Lake Vanishes from Eco RegisterBy K Gurunathan 7th November 2009
Tower Lakes at the intersection of Kapiti Road and Langdale Ave was critical for a proposed new entrance to Paraparaumu Airport.
The 5730 sq metre privately owned lake was put up for auction in September, but there were no takers.
Local resident Brian Phillips wants the KCDC to buy it.
In July 2005, he led lakeside residents to successfully oppose a council staff recommendation to remove the lakes eco-status from the heritage register.
They feared its removal would allow the buyer to drain the million-litre lake and infill for development.
In July 20, 2005, the KCDCs Environment and Regulatory Committee voted to reject the staff recommendation.
Following advertisements by Harcourts Real Estates to auction the property this September, Harcourts was asked if the property had a heritage status.
They said the KCDC had informed them did not have an ecological site classification
The KCDC, in its reply, said it was not listed or protected as an ecological site.
Spokesman Tony Cronin said the lake was surveyed in 2002 -2003 by an ecologist from Wildlands Consultants. It was defined as having low ecological value and a recommendation was made to remove its designation.
“The removal would have occurred when the 2002-2003 survey results and recommendations were included in the District Plan in 2004,” said Mr Cronin.
Mr Phillips says he is surprised by the council’s current position as its timeline did not reflect the fact that the staff recommendation to remove the eco-status was rejected by councillors.
He said in August 22 2006, he found that the eco-site registered as E92 had been removed from the register.
“At my request KCDC biodiversity officer Braden Rowson agreed to ensure the record was updated,” he says.
“I wrote to KCDC chief executive Mark Dacombe. I have a reply dated August 25, 2006, confirming the eco-site designation.”
“Any new move to remove it must be publicly notified and we have not seen any such notification,” he says…
In July, 2007, KCDC planners working to accommodate the proposed Paraparaumu Airport development said the primary intersection would be a cross-intersection with traffic lights at Langdale Ave.
The present T-intersection directly faced the old control tower which was a heritage site.
Airport owner Noel Robinson had said that Langdale Ave would have to swing to the left to join up with the airport’s connecting road. Shifting Langdale Ave to the left would require at least the partial filling-up of Tower Lakes.
There was a further encumbrance. When the subdivision was created in the mid 1980’s by Jack and Campbell Andrews a legal covenant was entered into with the owner Ian Holmes.
This required the owner to maintain the level of water in the lake, to maintain the pump and cover power costs – and to promote its picturesque nature, flora and fauna.

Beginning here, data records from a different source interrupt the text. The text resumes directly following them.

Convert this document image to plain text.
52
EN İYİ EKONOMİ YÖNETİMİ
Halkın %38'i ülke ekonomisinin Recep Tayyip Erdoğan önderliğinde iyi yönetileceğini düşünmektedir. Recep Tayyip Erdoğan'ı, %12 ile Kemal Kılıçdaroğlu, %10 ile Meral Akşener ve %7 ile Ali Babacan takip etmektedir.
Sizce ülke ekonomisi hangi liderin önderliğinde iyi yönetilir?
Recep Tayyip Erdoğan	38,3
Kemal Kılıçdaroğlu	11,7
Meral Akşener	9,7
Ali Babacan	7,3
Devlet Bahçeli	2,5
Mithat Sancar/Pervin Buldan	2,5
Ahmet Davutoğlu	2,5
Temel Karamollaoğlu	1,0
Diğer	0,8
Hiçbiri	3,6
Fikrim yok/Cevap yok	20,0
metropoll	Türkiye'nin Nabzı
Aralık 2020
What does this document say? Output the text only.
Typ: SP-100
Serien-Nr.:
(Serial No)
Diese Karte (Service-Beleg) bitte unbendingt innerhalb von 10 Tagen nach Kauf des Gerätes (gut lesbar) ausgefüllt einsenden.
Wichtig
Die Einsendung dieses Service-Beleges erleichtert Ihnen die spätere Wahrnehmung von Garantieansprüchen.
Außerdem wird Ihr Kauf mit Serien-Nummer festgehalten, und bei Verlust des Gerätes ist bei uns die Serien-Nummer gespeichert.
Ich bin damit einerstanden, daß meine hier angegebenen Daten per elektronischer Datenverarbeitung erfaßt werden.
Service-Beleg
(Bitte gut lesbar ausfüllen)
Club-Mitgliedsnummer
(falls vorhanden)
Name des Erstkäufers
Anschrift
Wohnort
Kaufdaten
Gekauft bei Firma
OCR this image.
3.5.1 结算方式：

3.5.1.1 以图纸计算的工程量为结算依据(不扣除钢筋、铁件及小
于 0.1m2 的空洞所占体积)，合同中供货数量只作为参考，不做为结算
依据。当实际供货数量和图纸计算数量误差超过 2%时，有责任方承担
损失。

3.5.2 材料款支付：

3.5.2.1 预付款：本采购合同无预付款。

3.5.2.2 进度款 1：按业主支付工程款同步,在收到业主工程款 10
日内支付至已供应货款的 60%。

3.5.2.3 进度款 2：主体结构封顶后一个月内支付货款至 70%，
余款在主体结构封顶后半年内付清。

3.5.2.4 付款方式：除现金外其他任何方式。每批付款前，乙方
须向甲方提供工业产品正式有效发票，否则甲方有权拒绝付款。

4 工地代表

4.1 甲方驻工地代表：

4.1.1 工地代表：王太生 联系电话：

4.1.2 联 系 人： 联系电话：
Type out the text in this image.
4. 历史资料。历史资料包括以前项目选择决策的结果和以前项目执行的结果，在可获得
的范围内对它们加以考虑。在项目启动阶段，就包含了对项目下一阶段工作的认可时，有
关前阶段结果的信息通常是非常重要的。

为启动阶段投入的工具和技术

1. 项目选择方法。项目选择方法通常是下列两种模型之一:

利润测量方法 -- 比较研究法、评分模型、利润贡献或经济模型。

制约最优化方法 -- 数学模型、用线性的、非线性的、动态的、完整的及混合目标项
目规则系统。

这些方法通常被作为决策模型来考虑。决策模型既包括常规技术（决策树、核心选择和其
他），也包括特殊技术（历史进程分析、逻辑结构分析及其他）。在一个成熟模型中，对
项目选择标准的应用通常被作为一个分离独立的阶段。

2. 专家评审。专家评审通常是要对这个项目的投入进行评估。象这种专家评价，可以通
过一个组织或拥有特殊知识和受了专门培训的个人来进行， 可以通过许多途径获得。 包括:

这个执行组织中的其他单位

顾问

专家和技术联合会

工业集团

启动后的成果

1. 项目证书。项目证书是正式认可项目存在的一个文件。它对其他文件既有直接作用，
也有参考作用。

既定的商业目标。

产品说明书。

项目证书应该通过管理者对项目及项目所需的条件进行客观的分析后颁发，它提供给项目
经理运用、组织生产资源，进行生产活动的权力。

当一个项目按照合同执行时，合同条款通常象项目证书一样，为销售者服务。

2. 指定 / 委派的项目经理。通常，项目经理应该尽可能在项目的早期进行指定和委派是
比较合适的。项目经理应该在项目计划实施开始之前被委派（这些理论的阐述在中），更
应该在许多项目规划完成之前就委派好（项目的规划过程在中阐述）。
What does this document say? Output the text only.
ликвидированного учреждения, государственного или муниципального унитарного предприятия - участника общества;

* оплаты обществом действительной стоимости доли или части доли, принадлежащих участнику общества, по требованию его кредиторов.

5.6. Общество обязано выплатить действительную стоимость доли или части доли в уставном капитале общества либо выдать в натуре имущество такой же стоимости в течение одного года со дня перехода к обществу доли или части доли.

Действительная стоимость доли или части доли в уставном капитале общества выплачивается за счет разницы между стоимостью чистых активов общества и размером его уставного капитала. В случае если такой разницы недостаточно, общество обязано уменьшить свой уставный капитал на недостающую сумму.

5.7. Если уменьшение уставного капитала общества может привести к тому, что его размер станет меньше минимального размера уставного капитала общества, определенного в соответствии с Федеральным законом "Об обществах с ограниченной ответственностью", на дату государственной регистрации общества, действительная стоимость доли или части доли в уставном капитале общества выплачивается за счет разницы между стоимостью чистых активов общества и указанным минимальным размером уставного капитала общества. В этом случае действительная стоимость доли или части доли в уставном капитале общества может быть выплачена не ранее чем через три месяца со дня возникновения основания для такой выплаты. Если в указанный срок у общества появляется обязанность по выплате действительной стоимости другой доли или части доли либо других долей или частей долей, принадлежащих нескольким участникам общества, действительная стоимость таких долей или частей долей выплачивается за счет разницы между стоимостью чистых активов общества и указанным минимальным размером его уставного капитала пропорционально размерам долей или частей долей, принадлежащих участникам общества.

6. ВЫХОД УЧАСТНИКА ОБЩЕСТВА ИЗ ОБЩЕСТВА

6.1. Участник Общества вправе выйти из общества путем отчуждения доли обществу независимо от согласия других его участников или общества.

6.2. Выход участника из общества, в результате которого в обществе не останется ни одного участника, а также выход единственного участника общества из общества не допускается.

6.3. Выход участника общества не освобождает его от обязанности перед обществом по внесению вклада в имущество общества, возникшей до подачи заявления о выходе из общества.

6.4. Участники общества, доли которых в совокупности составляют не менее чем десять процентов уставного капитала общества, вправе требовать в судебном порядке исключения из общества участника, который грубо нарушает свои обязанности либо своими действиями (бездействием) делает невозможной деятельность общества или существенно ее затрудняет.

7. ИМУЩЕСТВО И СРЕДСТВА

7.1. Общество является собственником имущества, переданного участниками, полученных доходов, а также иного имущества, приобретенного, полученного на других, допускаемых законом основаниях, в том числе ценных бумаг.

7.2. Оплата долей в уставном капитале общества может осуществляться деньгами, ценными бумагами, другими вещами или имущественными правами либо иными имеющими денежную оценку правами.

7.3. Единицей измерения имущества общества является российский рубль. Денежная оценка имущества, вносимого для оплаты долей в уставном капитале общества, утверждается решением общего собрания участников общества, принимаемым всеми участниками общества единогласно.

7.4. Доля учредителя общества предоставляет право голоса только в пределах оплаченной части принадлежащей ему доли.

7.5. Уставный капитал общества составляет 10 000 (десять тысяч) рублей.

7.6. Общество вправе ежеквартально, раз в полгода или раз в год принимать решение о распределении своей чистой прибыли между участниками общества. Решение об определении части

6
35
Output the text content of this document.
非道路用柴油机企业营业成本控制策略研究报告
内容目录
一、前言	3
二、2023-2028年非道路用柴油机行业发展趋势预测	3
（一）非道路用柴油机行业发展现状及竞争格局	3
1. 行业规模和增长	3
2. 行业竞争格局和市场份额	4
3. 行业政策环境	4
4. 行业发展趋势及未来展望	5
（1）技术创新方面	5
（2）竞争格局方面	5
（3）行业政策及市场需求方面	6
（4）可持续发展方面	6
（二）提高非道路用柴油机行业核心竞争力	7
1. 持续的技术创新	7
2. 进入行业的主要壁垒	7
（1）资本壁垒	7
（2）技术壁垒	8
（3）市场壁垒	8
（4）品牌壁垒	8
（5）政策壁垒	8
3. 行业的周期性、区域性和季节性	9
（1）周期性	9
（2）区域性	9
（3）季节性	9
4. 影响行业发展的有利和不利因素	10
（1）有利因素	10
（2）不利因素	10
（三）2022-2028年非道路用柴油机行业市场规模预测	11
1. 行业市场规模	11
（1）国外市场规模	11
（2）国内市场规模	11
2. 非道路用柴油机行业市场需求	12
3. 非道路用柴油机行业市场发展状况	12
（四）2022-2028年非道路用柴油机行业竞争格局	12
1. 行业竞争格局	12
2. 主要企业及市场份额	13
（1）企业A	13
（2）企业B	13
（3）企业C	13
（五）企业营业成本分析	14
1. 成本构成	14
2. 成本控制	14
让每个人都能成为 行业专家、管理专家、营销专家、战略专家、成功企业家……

The lake has a deep bore water pumping system with the lake’s overflow connecting, through culverts, to another lake before flowing into lakes at Summerset Retirement Village. No study has been done on the impact of the connecting waterways if this lake was filled up.
Asked to clarify council’s continued and possibly deliberate oversight, Mr Cronin, in a statement dated October 5, 2009, says Plan Change 55A was notified in 2004 with the Tower Lakes and a staff recommendation to remove it from the register.
He said there were submissions for it to remain on the register.
“The commissioners appear to have decided to let it remain as E92 on the register,” he says.
“It, therefore, should show on the maps. However being an ecological site will not stop it being filled as the rules for ecological sites protect only the vegetation in them from removal.
“As Wildlands have identified there is little native vegetation on the site, so this does not apply,” Mr Cronin says.
Despite Mr Cronin’s choice of the word “appear,” council documents clearly show that the commissioners did made a decision to keep the lake’s eco-classification in the heritage list.
More recently, in The Kapiti Observer of October 29, Mr Cronin was quoted as saying the site was designated an eco-site but council did not recommend that was continued as it contained no native vegetation or wildlife.
This view directly challenges the decision of the council commissioners who made the decision to keep its eco-status. Council has also not undertaken a new study on whether, after five years, the lake contained native vegetation or wildlife. The lake is known to contain eels.
A significant concern for the current owner, future owners and council is the legal covenant attached to the land. The original Memorandum of Transfer clearly stipulates maintaining the lake and promotion of its flora and fauna.
It further states that any dispute over the conditions has to be dealt with under the Arbitration Act 1908.